Architecture Diagram

┌─────────────────────────────────────────────────────────────┐
│                    DETERMINISTIC CORE                        │
│                  (works without any LLM)                     │
│                                                              │
│  ┌──────────┐   ┌──────────┐   ┌──────────┐   ┌─────────┐ │
│  │  Rules    │   │   Gate   │   │ Reports  │   │  Audit  │ │
│  │  Engine   │──>│  Pass/   │──>│ HTML/CSV │──>│   Log   │ │
│  │ (regex,   │   │  Fail    │   │ SARIF/   │   │ (JSONL) │ │
│  │  AST,     │   │          │   │ JUnit    │   │         │ │
│  │  policy)  │   │          │   │ Comply   │   │         │ │
│  └──────────┘   └──────────┘   └──────────┘   └─────────┘ │
│       │                                                      │
│       v                                                      │
│  ┌──────────┐   ┌──────────┐   ┌──────────┐   ┌─────────┐ │
│  │ Auto-    │   │ Trace-   │   │  Drift   │   │ Work    │ │
│  │ Patch    │   │ ability  │   │ Detect   │   │ Item    │ │
│  │ (regex   │   │ (token   │   │ (file    │   │ Sync    │ │
│  │  replace)│   │  match)  │   │  exists?)│   │ (REST)  │ │
│  └──────────┘   └──────────┘   └──────────┘   └─────────┘ │
│                                                              │
│  ┌──────────────────────────────────────────────────────┐   │
│  │  Severity Rescorer (opt-in, local heuristics)      │   │
│  │  Weighted features: base sev, confidence, code       │   │
│  │  context, pattern risk, file risk, density           │   │
│  └──────────────────────────────────────────────────────┘   │
└─────────────────────────────────────────────────────────────┘

┌─────────────────────────────────────────────────────────────┐
│              OPTIONAL LLM LAYER (opt-in)                     │
│           (everything below works without this)              │
│                                                              │
│  ┌──────────────┐  ┌───────────────┐  ┌──────────────────┐ │
│  │  Requirement  │  │  Requirement  │  │  LLM-Powered     │ │
│  │  Generation   │  │  Verification │  │  Remediation     │ │
│  │  (fallback:   │  │  (not in any  │  │  (not yet built) │ │
│  │   stub gen)   │  │   pack yet)   │  │                  │ │
│  └──────────────┘  └───────────────┘  └──────────────────┘ │
│                                                              │
│  All LLM outputs validated by deterministic core before     │
│  being accepted — the rules engine scans LLM-generated      │
│  code the same way it scans human code.                     │
└─────────────────────────────────────────────────────────────┘

Key Principle

The deterministic core is the source of truth.
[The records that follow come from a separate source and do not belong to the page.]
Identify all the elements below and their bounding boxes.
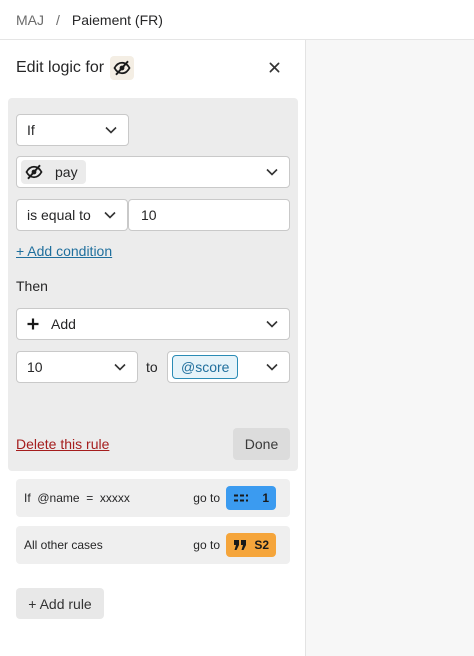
panel-header: Edit logic for <box>16 54 292 82</box>
breadcrumb-separator: / <box>56 11 60 28</box>
eye-slash-icon <box>110 56 135 80</box>
condition-value: 10 <box>141 207 157 223</box>
case-condition: All other cases <box>24 538 103 552</box>
action-value: 10 <box>27 359 43 375</box>
operator-select[interactable]: is equal to <box>16 199 128 231</box>
add-rule-button[interactable]: + Add rule <box>16 588 104 619</box>
close-button[interactable] <box>264 57 284 77</box>
goto-badge-value: S2 <box>254 538 269 552</box>
rule-editor: If pay is equal to 10 + Add condition Th… <box>8 98 298 471</box>
case-condition: If @name = xxxxx <box>24 491 130 505</box>
variable-label: pay <box>55 164 78 180</box>
eye-slash-icon <box>25 163 43 181</box>
action-value-select[interactable]: 10 <box>16 351 138 383</box>
if-select[interactable]: If <box>16 114 129 146</box>
breadcrumb: MAJ / Paiement (FR) <box>0 0 474 40</box>
add-condition-link[interactable]: + Add condition <box>16 243 112 259</box>
action-select[interactable]: Add <box>16 308 290 340</box>
done-button[interactable]: Done <box>233 428 290 460</box>
breadcrumb-project[interactable]: MAJ <box>16 12 44 28</box>
goto-badge[interactable]: S2 <box>226 533 276 557</box>
chevron-down-icon <box>265 317 279 331</box>
case-goto-label: go to <box>193 491 220 505</box>
target-variable-select[interactable]: @score <box>167 351 290 383</box>
panel-title: Edit logic for <box>16 59 105 76</box>
logic-panel: Edit logic for If pay is equal to 10 + A… <box>0 40 306 656</box>
operator-value: is equal to <box>27 207 91 223</box>
delete-rule-link[interactable]: Delete this rule <box>16 436 109 452</box>
then-label: Then <box>16 278 48 294</box>
quote-icon <box>233 539 247 551</box>
to-label: to <box>146 359 158 375</box>
chevron-down-icon <box>265 165 279 179</box>
chevron-down-icon <box>265 360 279 374</box>
variable-select[interactable]: pay <box>16 156 290 188</box>
action-label: Add <box>51 316 76 332</box>
if-select-value: If <box>27 122 35 138</box>
goto-badge-value: 1 <box>262 491 269 505</box>
breadcrumb-page[interactable]: Paiement (FR) <box>72 12 163 28</box>
equals-icon <box>233 493 249 503</box>
variable-chip: pay <box>21 160 86 184</box>
target-variable-chip: @score <box>172 355 239 379</box>
canvas-area <box>306 40 474 656</box>
case-row[interactable]: If @name = xxxxx go to 1 <box>16 479 290 517</box>
chevron-down-icon <box>104 123 118 137</box>
condition-value-input[interactable]: 10 <box>128 199 290 231</box>
goto-badge[interactable]: 1 <box>226 486 276 510</box>
plus-icon <box>27 318 39 330</box>
case-row[interactable]: All other cases go to S2 <box>16 526 290 564</box>
chevron-down-icon <box>113 360 127 374</box>
chevron-down-icon <box>103 208 117 222</box>
case-goto-label: go to <box>193 538 220 552</box>
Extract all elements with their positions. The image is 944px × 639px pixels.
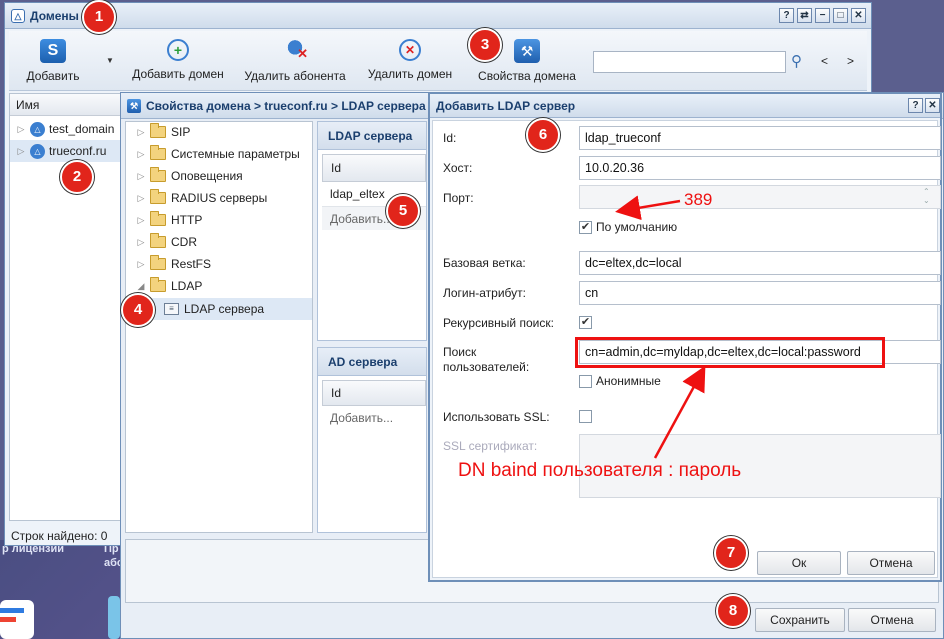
port-arrow [615, 195, 681, 221]
dn-arrow [653, 365, 706, 459]
port-note: 389 [684, 190, 713, 209]
step-badge: 1 [82, 0, 116, 34]
step-badge: 2 [60, 160, 94, 194]
step-badge: 4 [121, 293, 155, 327]
step-badge: 5 [386, 194, 420, 228]
dn-note: DN baind пользователя : пароль [458, 460, 742, 481]
step-badge: 3 [468, 28, 502, 62]
step-badge: 7 [714, 536, 748, 570]
step-badge: 6 [526, 118, 560, 152]
step-badge: 8 [716, 594, 750, 628]
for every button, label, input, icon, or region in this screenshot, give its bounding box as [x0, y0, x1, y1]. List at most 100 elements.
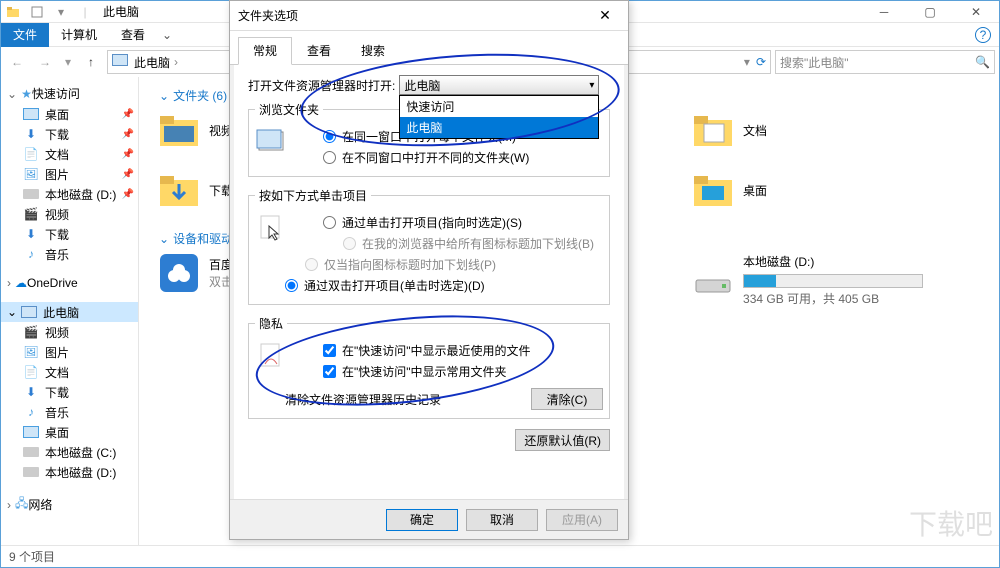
restore-defaults-button[interactable]: 还原默认值(R): [515, 429, 610, 451]
search-input[interactable]: 搜索"此电脑" 🔍: [775, 50, 995, 74]
help-icon[interactable]: ?: [975, 27, 991, 43]
nav-back-button[interactable]: ←: [5, 50, 29, 74]
checkbox-recent-files[interactable]: [323, 344, 336, 357]
pictures-icon: 🖼: [23, 166, 39, 182]
address-dropdown-icon[interactable]: ▾: [744, 55, 750, 69]
dialog-tabs: 常规 查看 搜索: [230, 31, 628, 65]
chevron-down-icon: ▾: [589, 80, 594, 91]
documents-icon: 📄: [23, 146, 39, 162]
clear-button[interactable]: 清除(C): [531, 388, 603, 410]
select-option[interactable]: 此电脑: [400, 117, 598, 138]
drive-icon: [693, 260, 733, 300]
breadcrumb-chevron-icon[interactable]: ›: [174, 55, 178, 69]
nav-item[interactable]: ⬇下载: [1, 382, 138, 402]
address-text: 此电脑: [134, 54, 170, 71]
music-icon: ♪: [23, 404, 39, 420]
nav-recent-dropdown[interactable]: ▾: [61, 50, 75, 74]
folder-desktop[interactable]: 桌面: [693, 170, 767, 210]
minimize-button[interactable]: ─: [861, 1, 907, 23]
nav-item[interactable]: 本地磁盘 (D:): [1, 462, 138, 482]
nav-group-this-pc[interactable]: ⌄ 此电脑: [1, 302, 138, 322]
pin-icon: 📌: [122, 129, 134, 140]
app-baidu[interactable]: 百度 双击: [159, 253, 233, 293]
nav-item-desktop[interactable]: 桌面📌: [1, 104, 138, 124]
maximize-button[interactable]: ▢: [907, 1, 953, 23]
pin-icon: 📌: [122, 109, 134, 120]
radio-diff-window[interactable]: [323, 151, 336, 164]
nav-group-onedrive[interactable]: › ☁ OneDrive: [1, 274, 138, 292]
nav-up-button[interactable]: ↑: [79, 50, 103, 74]
refresh-icon[interactable]: ⟳: [756, 55, 766, 69]
drive-free-text: 334 GB 可用，共 405 GB: [743, 290, 923, 307]
baidu-cloud-icon: [159, 253, 199, 293]
downloads-big-icon: [159, 170, 199, 210]
nav-item-pictures[interactable]: 🖼图片📌: [1, 164, 138, 184]
downloads-icon: ⬇: [23, 126, 39, 142]
drive-d[interactable]: 本地磁盘 (D:) 334 GB 可用，共 405 GB: [693, 253, 923, 307]
dialog-close-button[interactable]: ✕: [590, 7, 620, 24]
star-icon: ★: [21, 87, 32, 101]
open-target-select[interactable]: 此电脑 ▾: [399, 75, 599, 95]
privacy-legend: 隐私: [255, 315, 287, 332]
select-dropdown: 快速访问 此电脑: [399, 95, 599, 139]
privacy-group: 隐私 在"快速访问"中显示最近使用的文件 在"快速访问"中显示常用文件夹 清除文…: [248, 315, 610, 419]
nav-item[interactable]: 桌面: [1, 422, 138, 442]
drive-label: 本地磁盘 (D:): [743, 253, 923, 270]
cursor-icon: [255, 212, 287, 244]
documents-big-icon: [693, 110, 733, 150]
tab-file[interactable]: 文件: [1, 23, 49, 47]
radio-underline-all: [343, 237, 356, 250]
qat-properties-icon[interactable]: [27, 2, 47, 22]
open-explorer-label: 打开文件资源管理器时打开:: [248, 77, 395, 94]
nav-item-disk-d[interactable]: 本地磁盘 (D:)📌: [1, 184, 138, 204]
click-items-group: 按如下方式单击项目 通过单击打开项目(指向时选定)(S) 在我的浏览器中给所有图…: [248, 187, 610, 305]
checkbox-frequent-folders[interactable]: [323, 365, 336, 378]
disk-icon: [23, 186, 39, 202]
nav-item[interactable]: ♪音乐: [1, 402, 138, 422]
folder-videos[interactable]: 视频: [159, 110, 233, 150]
ok-button[interactable]: 确定: [386, 509, 458, 531]
pin-icon: 📌: [122, 149, 134, 160]
search-icon: 🔍: [975, 55, 990, 69]
nav-item-videos[interactable]: 🎬视频: [1, 204, 138, 224]
nav-group-quick-access[interactable]: ⌄ ★ 快速访问: [1, 83, 138, 104]
nav-forward-button[interactable]: →: [33, 50, 57, 74]
radio-single-click[interactable]: [323, 216, 336, 229]
nav-item-music[interactable]: ♪音乐: [1, 244, 138, 264]
nav-item-downloads2[interactable]: ⬇下载: [1, 224, 138, 244]
click-legend: 按如下方式单击项目: [255, 187, 371, 204]
videos-icon: 🎬: [23, 324, 39, 340]
tab-general[interactable]: 常规: [238, 37, 292, 65]
nav-item-downloads[interactable]: ⬇下载📌: [1, 124, 138, 144]
nav-group-network[interactable]: › 🖧 网络: [1, 492, 138, 517]
music-icon: ♪: [23, 246, 39, 262]
videos-big-icon: [159, 110, 199, 150]
search-placeholder: 搜索"此电脑": [780, 54, 849, 71]
tab-computer[interactable]: 计算机: [49, 22, 109, 47]
nav-item[interactable]: 🎬视频: [1, 322, 138, 342]
desktop-icon: [23, 424, 39, 440]
tab-view[interactable]: 查看: [292, 37, 346, 64]
tab-search[interactable]: 搜索: [346, 37, 400, 64]
nav-item[interactable]: 🖼图片: [1, 342, 138, 362]
cancel-button[interactable]: 取消: [466, 509, 538, 531]
ribbon-expand-icon[interactable]: ⌄: [157, 28, 177, 42]
folder-downloads[interactable]: 下载: [159, 170, 233, 210]
qat-sep: |: [75, 2, 95, 22]
pin-icon: 📌: [122, 169, 134, 180]
qat-dropdown-icon[interactable]: ▾: [51, 2, 71, 22]
folder-options-dialog: 文件夹选项 ✕ 常规 查看 搜索 打开文件资源管理器时打开: 此电脑 ▾ 快速访…: [229, 0, 629, 540]
close-button[interactable]: ✕: [953, 1, 999, 23]
folder-documents[interactable]: 文档: [693, 110, 767, 150]
select-option[interactable]: 快速访问: [400, 96, 598, 117]
folder-app-icon: [3, 2, 23, 22]
apply-button[interactable]: 应用(A): [546, 509, 618, 531]
tab-view[interactable]: 查看: [109, 22, 157, 47]
nav-item-documents[interactable]: 📄文档📌: [1, 144, 138, 164]
onedrive-label: OneDrive: [27, 276, 78, 290]
radio-double-click[interactable]: [285, 279, 298, 292]
downloads-icon: ⬇: [23, 384, 39, 400]
nav-item[interactable]: 📄文档: [1, 362, 138, 382]
nav-item[interactable]: 本地磁盘 (C:): [1, 442, 138, 462]
radio-same-window[interactable]: [323, 130, 336, 143]
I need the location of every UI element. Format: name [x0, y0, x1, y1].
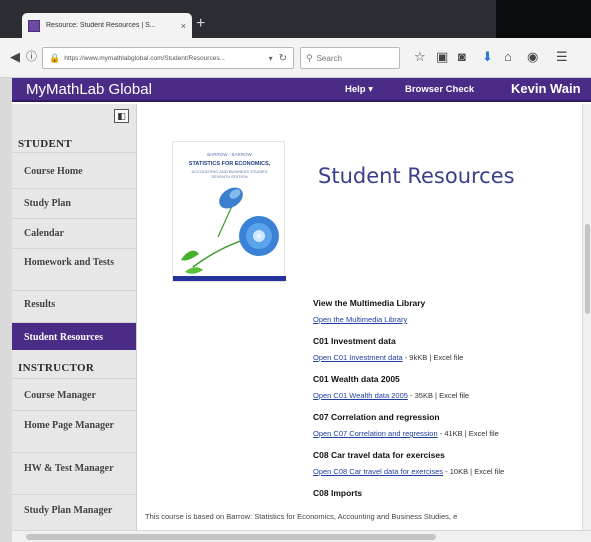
sidebar-item-label: Study Plan Manager: [24, 505, 113, 516]
resource-link[interactable]: Open C08 Car travel data for exercises: [313, 467, 443, 476]
library-icon[interactable]: ▣: [436, 49, 448, 65]
bookmark-star-icon[interactable]: ☆: [414, 49, 426, 65]
window-left-edge: [0, 78, 12, 542]
tab-bar: Resource: Student Resources | S... × +: [0, 0, 591, 38]
navigation-bar: ◀ ⓘ 🔒 https://www.mymathlabglobal.com/St…: [0, 38, 591, 78]
resource-title: C07 Correlation and regression: [313, 412, 440, 422]
reload-icon[interactable]: ↻: [279, 53, 287, 64]
sidebar-item-study-plan-manager[interactable]: Study Plan Manager: [12, 494, 136, 530]
back-arrow-icon[interactable]: ◀: [10, 49, 20, 65]
horizontal-scroll-thumb[interactable]: [26, 534, 436, 540]
help-menu[interactable]: Help ▾: [345, 84, 373, 95]
book-cover: BARROW · BARROW STATISTICS FOR ECONOMICS…: [172, 141, 286, 282]
favicon-icon: [28, 19, 40, 32]
resource-title: C01 Wealth data 2005: [313, 374, 400, 384]
user-name[interactable]: Kevin Wain: [511, 81, 581, 96]
home-icon[interactable]: ⌂: [504, 49, 512, 65]
sidebar-item-homework-and-tests[interactable]: Homework and Tests: [12, 248, 136, 290]
resource-item: C07 Correlation and regression Open C07 …: [313, 411, 591, 441]
search-input[interactable]: [316, 53, 387, 63]
new-tab-button[interactable]: +: [196, 16, 205, 32]
sidebar-item-label: Student Resources: [24, 332, 103, 343]
book-subtitle: ACCOUNTING AND BUSINESS STUDIES SEVENTH …: [191, 169, 268, 179]
resource-list: View the Multimedia Library Open the Mul…: [313, 297, 591, 507]
sidebar-item-label: Home Page Manager: [24, 420, 114, 431]
book-cover-stripe: [173, 276, 286, 281]
site-header: MyMathLab Global Help ▾ Browser Check Ke…: [12, 78, 591, 102]
resource-meta: - 35KB | Excel file: [407, 391, 470, 400]
pocket-icon[interactable]: ◙: [458, 49, 466, 65]
instructor-heading: INSTRUCTOR: [18, 362, 95, 374]
horizontal-scrollbar[interactable]: [12, 530, 591, 542]
main-content: BARROW · BARROW STATISTICS FOR ECONOMICS…: [138, 104, 591, 530]
sidebar-item-hw-test-manager[interactable]: HW & Test Manager: [12, 452, 136, 494]
sidebar-item-calendar[interactable]: Calendar: [12, 218, 136, 248]
sidebar-item-label: Calendar: [24, 228, 64, 239]
url-text: https://www.mymathlabglobal.com/Student/…: [64, 54, 225, 62]
vertical-scroll-thumb[interactable]: [585, 224, 590, 314]
sidebar-item-results[interactable]: Results: [12, 290, 136, 322]
sidebar-item-home-page-manager[interactable]: Home Page Manager: [12, 410, 136, 452]
book-author: BARROW · BARROW: [207, 152, 252, 157]
course-footer-note: This course is based on Barrow: Statisti…: [145, 512, 458, 521]
browser-chrome: Resource: Student Resources | S... × + ◀…: [0, 0, 591, 78]
info-icon[interactable]: ⓘ: [26, 49, 37, 65]
menu-icon[interactable]: ☰: [556, 49, 568, 65]
student-heading: STUDENT: [18, 138, 73, 150]
resource-title: C08 Car travel data for exercises: [313, 450, 445, 460]
resource-meta: - 10KB | Excel file: [443, 467, 505, 476]
resource-meta: - 9kKB | Excel file: [402, 353, 464, 362]
sidebar-item-label: Study Plan: [24, 198, 71, 209]
brand-logo[interactable]: MyMathLab Global: [26, 81, 152, 98]
resource-item: C01 Investment data Open C01 Investment …: [313, 335, 591, 365]
search-icon: ⚲: [306, 52, 313, 63]
sidebar-item-label: Homework and Tests: [24, 257, 115, 268]
lock-icon: 🔒: [49, 52, 61, 63]
sidebar-item-course-home[interactable]: Course Home: [12, 152, 136, 188]
resource-meta: - 41KB | Excel file: [437, 429, 499, 438]
resource-link[interactable]: Open C07 Correlation and regression: [313, 429, 438, 438]
window-corner: [496, 0, 591, 38]
download-icon[interactable]: ⬇: [482, 49, 493, 65]
resource-item: View the Multimedia Library Open the Mul…: [313, 297, 591, 327]
resource-link[interactable]: Open the Multimedia Library: [313, 315, 407, 324]
resource-link[interactable]: Open C01 Wealth data 2005: [313, 391, 408, 400]
resource-title: View the Multimedia Library: [313, 298, 426, 308]
tab-title: Resource: Student Resources | S...: [46, 22, 156, 29]
search-bar[interactable]: ⚲: [300, 47, 400, 69]
sidebar: ◧ STUDENT Course Home Study Plan Calenda…: [12, 104, 137, 530]
resource-title: C08 Imports: [313, 488, 363, 498]
tab-close-icon[interactable]: ×: [181, 21, 186, 31]
sidebar-item-course-manager[interactable]: Course Manager: [12, 378, 136, 410]
browser-tab[interactable]: Resource: Student Resources | S... ×: [22, 13, 192, 38]
collapse-sidebar-icon[interactable]: ◧: [114, 109, 129, 123]
sync-icon[interactable]: ◉: [527, 49, 538, 65]
vertical-scrollbar[interactable]: [582, 104, 591, 530]
url-bar[interactable]: 🔒 https://www.mymathlabglobal.com/Studen…: [42, 47, 294, 69]
page-title: Student Resources: [318, 164, 515, 188]
browser-check-link[interactable]: Browser Check: [405, 84, 474, 95]
resource-link[interactable]: Open C01 Investment data: [313, 353, 403, 362]
sidebar-item-student-resources[interactable]: Student Resources: [12, 322, 136, 350]
sidebar-item-label: HW & Test Manager: [24, 463, 114, 474]
resource-item: C08 Imports: [313, 487, 591, 499]
sidebar-item-label: Results: [24, 299, 56, 310]
book-title: STATISTICS FOR ECONOMICS,: [188, 161, 271, 167]
sidebar-item-label: Course Home: [24, 166, 83, 177]
resource-item: C08 Car travel data for exercises Open C…: [313, 449, 591, 479]
resource-item: C01 Wealth data 2005 Open C01 Wealth dat…: [313, 373, 591, 403]
resource-title: C01 Investment data: [313, 336, 396, 346]
sidebar-item-study-plan[interactable]: Study Plan: [12, 188, 136, 218]
sidebar-item-label: Course Manager: [24, 390, 96, 401]
url-dropdown-icon[interactable]: ▾: [269, 54, 273, 63]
If an LLM generates a fix, it gets scanned by the same rules engine. If an LLM writes a requirement, it gets verified by the same traceability system. The LLM is an assistant — the rules engine is the authority.

This matters for regulated industries: an FDA auditor can look at the compliance report and know that every finding was detected by a deterministic pattern match with a specific clause reference, not by an opaque AI judgment call.